3.   Learn to Question and Listen
Every client’s needs and circumstances are unique. Most will struggle to describe them without help. The great planners talk with their clients regularly and discover their secrets and passions. My American colleagues call these “authentic conversations.” I heard a great description the other day: “Financial planning is no longer outsourced problem solving, it’s now about problems discovery, prioritization and collaborative resolution.”

4.   Communicate Consistently
Whether through your website, business cards or networks, communicate consistently about what sort of clients you are looking for and what you can do for them. Don’t work with those that don’t match your service offering.

5.   Never Treat Couples as a Single Entity
Not only is this legally risky for an advisor, but it is ethically wrong. Each partner is likely to have different goals, aspirations and probably risk tolerance. Respect for individuality is the heart of great financial advice.

6.   Run the Cash Flow Scenarios
Explore alternative behaviors. Help clients understand the consequences of working longer, spending differently, establishing alternative goals. Investment recommendations are the final outcome of this tradeoff process. Ultimately, clients are the ones who must make the choices.

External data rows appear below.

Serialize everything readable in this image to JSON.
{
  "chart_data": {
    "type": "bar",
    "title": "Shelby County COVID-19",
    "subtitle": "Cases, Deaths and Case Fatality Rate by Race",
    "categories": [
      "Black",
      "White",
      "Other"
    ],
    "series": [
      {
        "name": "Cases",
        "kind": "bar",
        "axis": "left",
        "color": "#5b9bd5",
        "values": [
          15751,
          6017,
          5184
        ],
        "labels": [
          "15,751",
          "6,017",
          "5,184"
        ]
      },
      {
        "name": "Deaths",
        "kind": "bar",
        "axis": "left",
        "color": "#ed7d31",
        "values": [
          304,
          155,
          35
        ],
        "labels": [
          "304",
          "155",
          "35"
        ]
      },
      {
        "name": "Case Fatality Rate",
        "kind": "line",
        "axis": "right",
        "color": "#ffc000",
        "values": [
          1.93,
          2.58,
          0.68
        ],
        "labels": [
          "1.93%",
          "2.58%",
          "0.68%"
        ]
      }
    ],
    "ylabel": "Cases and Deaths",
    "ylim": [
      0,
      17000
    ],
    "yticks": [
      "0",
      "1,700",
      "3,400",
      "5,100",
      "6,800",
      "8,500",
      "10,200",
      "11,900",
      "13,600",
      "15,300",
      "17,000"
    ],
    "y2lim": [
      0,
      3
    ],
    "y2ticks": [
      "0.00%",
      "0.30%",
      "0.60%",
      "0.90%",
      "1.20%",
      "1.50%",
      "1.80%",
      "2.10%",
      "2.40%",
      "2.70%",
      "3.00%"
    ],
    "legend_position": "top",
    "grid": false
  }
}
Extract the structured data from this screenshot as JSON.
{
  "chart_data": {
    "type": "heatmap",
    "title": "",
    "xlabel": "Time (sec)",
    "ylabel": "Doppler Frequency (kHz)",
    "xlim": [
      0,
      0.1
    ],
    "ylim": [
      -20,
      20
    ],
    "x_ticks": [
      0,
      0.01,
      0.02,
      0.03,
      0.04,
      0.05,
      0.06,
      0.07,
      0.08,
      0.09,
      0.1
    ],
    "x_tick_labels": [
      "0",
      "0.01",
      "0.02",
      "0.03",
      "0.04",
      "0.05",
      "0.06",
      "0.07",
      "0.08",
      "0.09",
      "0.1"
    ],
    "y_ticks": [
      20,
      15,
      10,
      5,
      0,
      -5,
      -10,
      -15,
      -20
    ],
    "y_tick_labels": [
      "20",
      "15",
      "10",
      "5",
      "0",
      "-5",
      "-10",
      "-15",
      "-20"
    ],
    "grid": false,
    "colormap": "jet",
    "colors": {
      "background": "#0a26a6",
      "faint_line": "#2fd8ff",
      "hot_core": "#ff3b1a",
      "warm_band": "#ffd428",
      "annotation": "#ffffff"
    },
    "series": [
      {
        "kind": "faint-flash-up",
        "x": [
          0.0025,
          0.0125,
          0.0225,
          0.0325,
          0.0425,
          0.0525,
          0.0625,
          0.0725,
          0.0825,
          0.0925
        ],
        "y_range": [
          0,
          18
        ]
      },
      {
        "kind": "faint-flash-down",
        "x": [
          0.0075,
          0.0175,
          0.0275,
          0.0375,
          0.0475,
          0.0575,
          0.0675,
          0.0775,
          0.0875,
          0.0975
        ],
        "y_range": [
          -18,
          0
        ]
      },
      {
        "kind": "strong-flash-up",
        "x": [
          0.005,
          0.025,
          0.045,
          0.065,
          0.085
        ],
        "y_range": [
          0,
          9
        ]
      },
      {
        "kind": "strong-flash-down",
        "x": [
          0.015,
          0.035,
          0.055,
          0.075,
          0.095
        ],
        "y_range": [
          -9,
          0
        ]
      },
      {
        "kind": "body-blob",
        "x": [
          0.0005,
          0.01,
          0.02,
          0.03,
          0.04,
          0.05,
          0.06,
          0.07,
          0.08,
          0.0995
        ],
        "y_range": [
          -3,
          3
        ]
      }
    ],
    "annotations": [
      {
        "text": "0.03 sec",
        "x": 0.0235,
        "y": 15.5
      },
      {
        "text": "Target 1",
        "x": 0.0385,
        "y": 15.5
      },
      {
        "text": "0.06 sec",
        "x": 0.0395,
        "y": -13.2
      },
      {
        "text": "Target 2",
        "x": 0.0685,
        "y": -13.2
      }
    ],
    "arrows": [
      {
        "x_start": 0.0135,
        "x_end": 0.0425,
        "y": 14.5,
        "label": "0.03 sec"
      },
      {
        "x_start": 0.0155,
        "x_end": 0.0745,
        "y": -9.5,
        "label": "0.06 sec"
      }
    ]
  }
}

7.   Offer Explicable Portfolios Suited to Client Needs
Clients must be able to give their informed consent to the risks in both their financial plan and their investments. Clients control the plan, the markets control the investments. Frame investment returns and volatility from the client’s perspective. Make sure they understand what they are getting into.  

8.   Reciprocity
You will receive much more than you will ever share in your professional and business life. Work to maximize what you can share. In return you will find that referred clients will emerge who are easy to manage and already have a view of the value you bring. This will build goodwill in your business. 

9.  Strive for Trust
Financial planners have a great opportunity to become recognized as trusted professionals, alongside teachers and doctors. I am not talking here of financial planning in just the better portfolio or tax sense, but the life-changing sense. Help clients to achieve life-planning, goal-setting behavioral changes that emancipate them, just as the two other professionals free their pupils and patients to have richer, more relevant and healthier lives. 

10. Address Client Risk
Test clients’ risk tolerance with the most accurate tools you can access (disclosure: I’m a cofounder of FinaMetrica, the risk tolerance testing company). Unlike, say, height or weight, there is no standard unit of measurement for risk tolerance, which is an enduring psychological trait rather than a temporary state.

The scientific discipline of psychometrics has developed to make personal traits such as risk tolerance measureable; a test can be completed in as little as 10 minutes and can accurately reveal so much about investors’ needs and preferences. This self-awareness empowers individuals to be more involved with decisions about their financial future.